There wasn’t much to smile about. George Osborne even had the grace not to sport a big cheesy grin when he hoisted the red Budget Box for the traditional 11 Downing Street photocall. The grim-faced chancellor then spent well over an hour delivering a grim emergency budget.
But the rationale for the budget was to turn Britain’s economy around, from the disaster of the banking crisis and the structural deficit, to an industry-driven recovery and a surplus within five years. So, among the benefit cuts and tax raises, were there any glimmers of light for engineering and manufacturing? Were there even slightly paler patches within the gloom that might show where a glimmer could form?
From what we can see, you’d have to look pretty hard.
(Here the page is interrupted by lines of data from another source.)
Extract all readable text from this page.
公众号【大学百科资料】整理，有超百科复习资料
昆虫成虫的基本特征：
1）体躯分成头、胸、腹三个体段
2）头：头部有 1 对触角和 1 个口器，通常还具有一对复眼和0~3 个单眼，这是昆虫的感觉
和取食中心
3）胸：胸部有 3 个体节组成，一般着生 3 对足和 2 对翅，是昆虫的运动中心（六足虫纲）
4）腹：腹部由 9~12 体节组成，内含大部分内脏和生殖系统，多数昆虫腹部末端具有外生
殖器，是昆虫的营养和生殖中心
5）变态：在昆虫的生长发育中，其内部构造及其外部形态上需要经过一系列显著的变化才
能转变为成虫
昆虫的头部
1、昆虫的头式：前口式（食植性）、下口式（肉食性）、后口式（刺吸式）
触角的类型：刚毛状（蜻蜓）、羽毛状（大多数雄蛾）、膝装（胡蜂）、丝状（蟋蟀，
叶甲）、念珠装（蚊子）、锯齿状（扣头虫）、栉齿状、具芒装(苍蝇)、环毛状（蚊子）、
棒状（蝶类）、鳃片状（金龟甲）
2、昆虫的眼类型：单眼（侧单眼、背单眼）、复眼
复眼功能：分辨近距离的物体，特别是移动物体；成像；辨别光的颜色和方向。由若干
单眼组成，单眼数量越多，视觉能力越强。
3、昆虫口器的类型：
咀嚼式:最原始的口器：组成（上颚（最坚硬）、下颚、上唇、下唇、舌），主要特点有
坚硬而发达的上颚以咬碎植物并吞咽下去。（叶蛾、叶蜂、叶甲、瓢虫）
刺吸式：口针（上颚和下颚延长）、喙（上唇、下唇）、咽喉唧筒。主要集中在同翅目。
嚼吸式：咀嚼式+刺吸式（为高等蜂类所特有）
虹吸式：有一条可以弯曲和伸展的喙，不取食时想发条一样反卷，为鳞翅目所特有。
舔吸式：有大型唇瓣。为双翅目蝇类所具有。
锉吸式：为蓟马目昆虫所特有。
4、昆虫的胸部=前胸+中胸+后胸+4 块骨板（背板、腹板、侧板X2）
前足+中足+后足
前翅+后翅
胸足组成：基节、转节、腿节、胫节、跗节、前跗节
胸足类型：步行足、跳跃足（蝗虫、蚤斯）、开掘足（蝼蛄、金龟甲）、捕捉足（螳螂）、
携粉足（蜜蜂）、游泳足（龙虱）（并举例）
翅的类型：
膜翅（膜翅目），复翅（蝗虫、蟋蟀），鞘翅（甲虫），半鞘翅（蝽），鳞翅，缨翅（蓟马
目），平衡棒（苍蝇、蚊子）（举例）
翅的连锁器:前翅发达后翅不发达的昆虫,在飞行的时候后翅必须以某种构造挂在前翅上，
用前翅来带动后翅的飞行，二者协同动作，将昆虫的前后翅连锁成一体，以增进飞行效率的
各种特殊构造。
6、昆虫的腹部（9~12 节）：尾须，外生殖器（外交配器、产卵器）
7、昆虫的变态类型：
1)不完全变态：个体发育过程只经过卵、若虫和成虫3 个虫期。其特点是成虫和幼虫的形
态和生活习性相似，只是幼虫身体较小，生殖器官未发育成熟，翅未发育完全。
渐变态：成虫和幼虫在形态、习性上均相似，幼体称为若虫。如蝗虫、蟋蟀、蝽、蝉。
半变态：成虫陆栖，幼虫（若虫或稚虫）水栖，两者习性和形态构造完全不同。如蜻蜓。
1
The government will announce its plans for investment in science and engineering R&D in its comprehensive spending review (CSR) in the autumn. Some wags are already saying that CSR now stands for comprehensive spending reduction.
A group of manufacturing representatives, including the heads of UK R&D for Airbus, Lockheed Martin and the major drugs producers, wrote to The Times last week calling for a long-term strategy of investment in education and public sector research. Science’s latest public advocate, Prof Brian Cox, is making the point that private money follows public money when it comes to science R&D. Science minister David Willets told journalists a few weeks ago that he’d be making the case for investment at Cabinet meetings. What we don’t know is whether the Treasury will listen.
One area where industry can look for comfort is R&D tax credits. Previously, Osborne had suggested that cuts in corporation tax could be funded by removing tax credits, simplifying the tax system; James Dyson, in his report to the Tory party, suggested refocusing R&D credits on smaller and more research-oriented businesses. Osborne appears to have listened; he also supported a scheme to make it easier for small businesses to borrow money without assets to act as security. It’s not much, but it’s something.
The CSR is three months off, and any companies looking to invest can probably wait for that to gauge the UK’s fitness as a site to invest. But the cancellation of the government loan to Sheffield Forgemasters continues to leave a nasty taste; the signal this sent to industry was not good. Britain needs to be seen as a good place to do research and a good place to make things; industry is the only thing that’s going to lift the economy back into growth. Let’s hope that Willets and the spokesmen for innovation-led industry make their voices heard in the committee rooms.